国家選挙庁の力を弱める選挙制度改革を公布、民主主義弱体化につながる懸念

(メキシコ)

メキシコ発

2023年03月07日

メキシコ政府は3月2日、国家選挙庁(INE)の機構や選挙制度の改正により、関連歳出を抑える目的の一連の法改正外部サイトへ、新しいウィンドウで開きますを連邦憲法で公布し、翌日に施行した。ただし、2023年6月のメキシコ州とコアウイラ州の知事選挙には適用されない。同改正は、アンドレス・マヌエル・ロペス・オブラドール(AMLO)大統領が2022年4月末に国会に提出したINE廃止も含む憲法改正案(2022年5月9日記事参照)が野党の反対で憲法改正に必要な3分の2の賛成を得られず、同年12月6日に廃案に追い込まれたのを受け、単純過半数の賛成で成立する二次法の改正によって憲法改正案の内容の一部実現を狙ったものだ(通称「プランB」)。2022年12月上旬に国会に提出され、上下両院の審議を経て2月末に与党連合の賛成多数で成立していた。

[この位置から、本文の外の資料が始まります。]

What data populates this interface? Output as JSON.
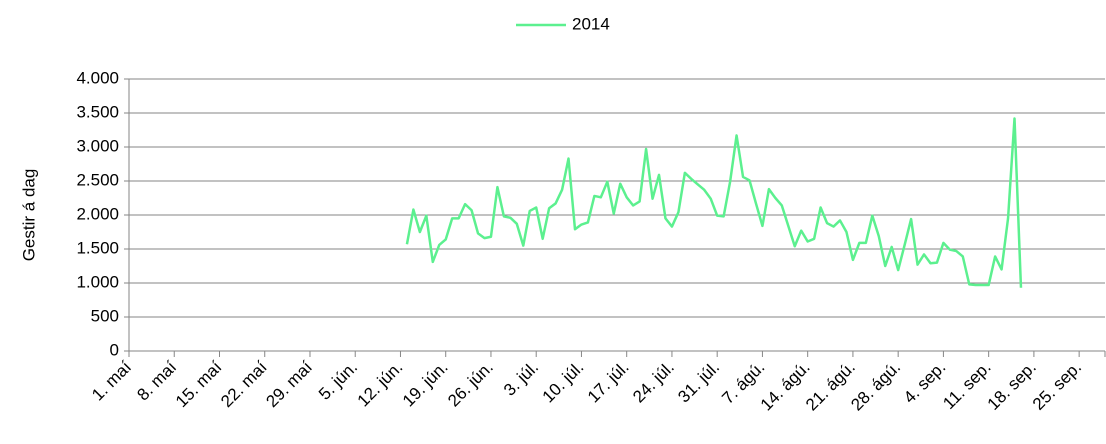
{
  "chart_data": {
    "type": "line",
    "ylabel": "Gestir á dag",
    "x": [
      43,
      44,
      45,
      46,
      47,
      48,
      49,
      50,
      51,
      52,
      53,
      54,
      55,
      56,
      57,
      58,
      59,
      60,
      61,
      62,
      63,
      64,
      65,
      66,
      67,
      68,
      69,
      70,
      71,
      72,
      73,
      74,
      75,
      76,
      77,
      78,
      79,
      80,
      81,
      82,
      83,
      84,
      85,
      86,
      87,
      88,
      89,
      90,
      91,
      92,
      93,
      94,
      95,
      96,
      97,
      98,
      99,
      100,
      101,
      102,
      103,
      104,
      105,
      106,
      107,
      108,
      109,
      110,
      111,
      112,
      113,
      114,
      115,
      116,
      117,
      118,
      119,
      120,
      121,
      122,
      123,
      124,
      125,
      126,
      127,
      128,
      129,
      130,
      131,
      132,
      133,
      134,
      135,
      136,
      137,
      138
    ],
    "series": [
      {
        "name": "2014",
        "color": "#5cf08f",
        "values": [
          1570,
          2080,
          1750,
          1990,
          1310,
          1560,
          1640,
          1950,
          1950,
          2160,
          2070,
          1730,
          1660,
          1680,
          2410,
          1980,
          1960,
          1870,
          1550,
          2060,
          2110,
          1650,
          2100,
          2170,
          2370,
          2830,
          1790,
          1860,
          1890,
          2280,
          2260,
          2490,
          2020,
          2460,
          2260,
          2140,
          2200,
          2970,
          2240,
          2590,
          1950,
          1830,
          2040,
          2620,
          2530,
          2450,
          2370,
          2240,
          1990,
          1980,
          2490,
          3170,
          2560,
          2510,
          2170,
          1840,
          2380,
          2250,
          2140,
          1840,
          1540,
          1770,
          1610,
          1650,
          2110,
          1880,
          1830,
          1920,
          1750,
          1340,
          1590,
          1590,
          1990,
          1690,
          1250,
          1530,
          1190,
          1560,
          1940,
          1270,
          1420,
          1290,
          1300,
          1590,
          1490,
          1470,
          1390,
          980,
          970,
          970,
          970,
          1390,
          1200,
          1950,
          3420,
          930
        ]
      }
    ],
    "xlim": [
      0,
      151
    ],
    "xticks": [
      {
        "value": 0,
        "label": "1. maí"
      },
      {
        "value": 7,
        "label": "8. maí"
      },
      {
        "value": 14,
        "label": "15. maí"
      },
      {
        "value": 21,
        "label": "22. maí"
      },
      {
        "value": 28,
        "label": "29. maí"
      },
      {
        "value": 35,
        "label": "5. jún."
      },
      {
        "value": 42,
        "label": "12. jún."
      },
      {
        "value": 49,
        "label": "19. jún."
      },
      {
        "value": 56,
        "label": "26. jún."
      },
      {
        "value": 63,
        "label": "3. júl."
      },
      {
        "value": 70,
        "label": "10. júl."
      },
      {
        "value": 77,
        "label": "17. júl."
      },
      {
        "value": 84,
        "label": "24. júl."
      },
      {
        "value": 91,
        "label": "31. júl."
      },
      {
        "value": 98,
        "label": "7. ágú."
      },
      {
        "value": 105,
        "label": "14. ágú."
      },
      {
        "value": 112,
        "label": "21. ágú."
      },
      {
        "value": 119,
        "label": "28. ágú."
      },
      {
        "value": 126,
        "label": "4. sep."
      },
      {
        "value": 133,
        "label": "11. sep."
      },
      {
        "value": 140,
        "label": "18. sep."
      },
      {
        "value": 147,
        "label": "25. sep."
      }
    ],
    "ylim": [
      0,
      4000
    ],
    "yticks": [
      0,
      500,
      {
        "value": 1000,
        "label": "1.000"
      },
      {
        "value": 1500,
        "label": "1.500"
      },
      {
        "value": 2000,
        "label": "2.000"
      },
      {
        "value": 2500,
        "label": "2.500"
      },
      {
        "value": 3000,
        "label": "3.000"
      },
      {
        "value": 3500,
        "label": "3.500"
      },
      {
        "value": 4000,
        "label": "4.000"
      }
    ],
    "grid": true,
    "legend": "top"
  }
}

与党側は同改正で35億ペソ(約266億円、1ペソ=7.6円)の歳出削減が可能としているが、INEの権限を大幅に縮小し、円滑で公平な選挙実施を妨げる恐れが強い。選挙キャンペーン中の行政府による宣伝の禁止を弱める規定もあり、民主主義の弱体化につながると懸念する声もある。米国務省のブライアン・ニコルズ西半球問題担当次官も2月26日付ツイッターで「独立した選挙機関が民主主義のプロセスと法の支配を強化するために十分な資金を確保すべきという考えを米国も支持する」とし、同改正に懸念を表明していた。

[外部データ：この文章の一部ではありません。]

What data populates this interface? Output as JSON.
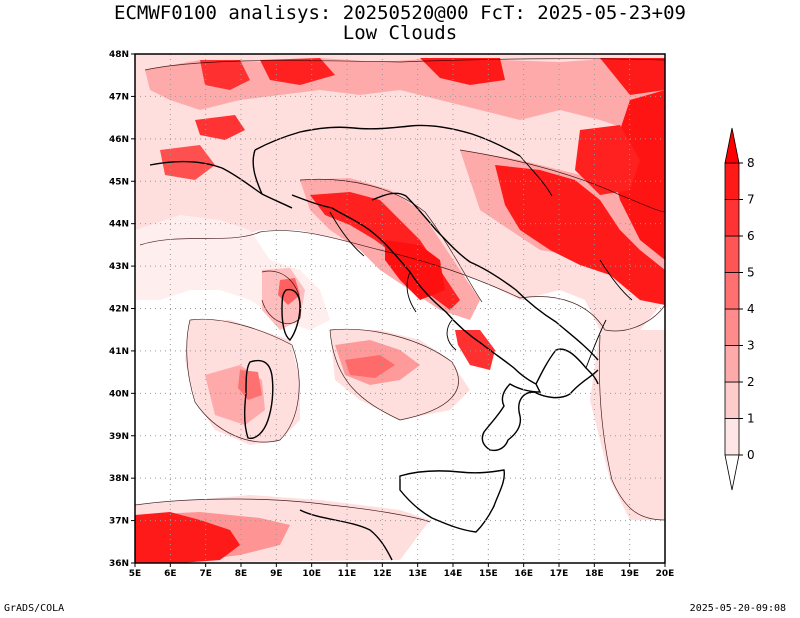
{
  "title": {
    "line1": "ECMWF0100 analisys: 20250520@00 FcT: 2025-05-23+09",
    "line2": "Low Clouds"
  },
  "map": {
    "projection": "lat-lon",
    "lon_range": [
      5,
      20
    ],
    "lat_range": [
      36,
      48
    ],
    "lon_ticks": [
      "5E",
      "6E",
      "7E",
      "8E",
      "9E",
      "10E",
      "11E",
      "12E",
      "13E",
      "14E",
      "15E",
      "16E",
      "17E",
      "18E",
      "19E",
      "20E"
    ],
    "lat_ticks": [
      "36N",
      "37N",
      "38N",
      "39N",
      "40N",
      "41N",
      "42N",
      "43N",
      "44N",
      "45N",
      "46N",
      "47N",
      "48N"
    ],
    "grid": "dotted",
    "field": "low cloud cover (oktas)"
  },
  "colorbar": {
    "labels": [
      "0",
      "1",
      "2",
      "3",
      "4",
      "5",
      "6",
      "7",
      "8"
    ],
    "colors": [
      "#ffe6e6",
      "#ffcccc",
      "#ffaaaa",
      "#ff8c8c",
      "#ff7070",
      "#ff5555",
      "#ff3333",
      "#ff1a1a",
      "#ff0000"
    ]
  },
  "footer": {
    "left": "GrADS/COLA",
    "right": "2025-05-20-09:08"
  }
}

INEはプランBが及ぼす悪影響を国民に紹介するためのウェブサイト外部サイトへ、新しいウィンドウで開きますを1月30日から開設しているが、以下の分野で大きな影響が出るとしている。詳細については、添付資料を参照。

  1. 投票所の設置・運営
  2. 選挙人名簿の管理
  3. 投票の集計
  4. 選挙における公平性
  5. 中立な選挙監視機関INEの弱体化

INEや野党は憲法訴訟の構え、INE支持する大規模デモも

プランBは、INEを選挙の独立自治機関と定める憲法を改正することなく、選挙制度・手続き一般法、政党一般法、連邦司法府組織法の改正、選挙分野の異議申し立て一般法の制定など、一般法(二次法)の改正によってINEの機能・権限を縮小する内容となっており、憲法違反の疑いが強い。野党やINEは法改正の公布に先立ち、既に憲法訴訟に訴える構えを見せていた。2月26日には、首都メキシコ市をはじめ国内複数都市で、プランBからINEを擁護する大規模デモが展開された。メキシコ市では50万人以上(主催者発表)とされる市民が参加して憲法広場を埋め尽くし、広場に面する最高裁を前に、後日提訴される予定の憲法訴訟でプランBを違憲と判断するよう求めた(2月27日付主要各紙)。

INEは3月3日、法改正施行令の付則第17条に基づき、事務総長のエドムンド・ハコボ・モリナ氏が14年務めた職を改正発効日に停止(解雇)されたことを受け、行政府が定めた法律には従うが、特定個人の権利を奪う法律の制定を禁じる憲法の規定に違反するとして、連邦選挙裁判所(TEPJF)に提訴したことを明らかにした。INEはこのほかのさまざまな憲法違反についても、司法のプロセスに今後着手することを明らかにしている(INEプレスリリース3月3日付外部サイトへ、新しいウィンドウで開きます)。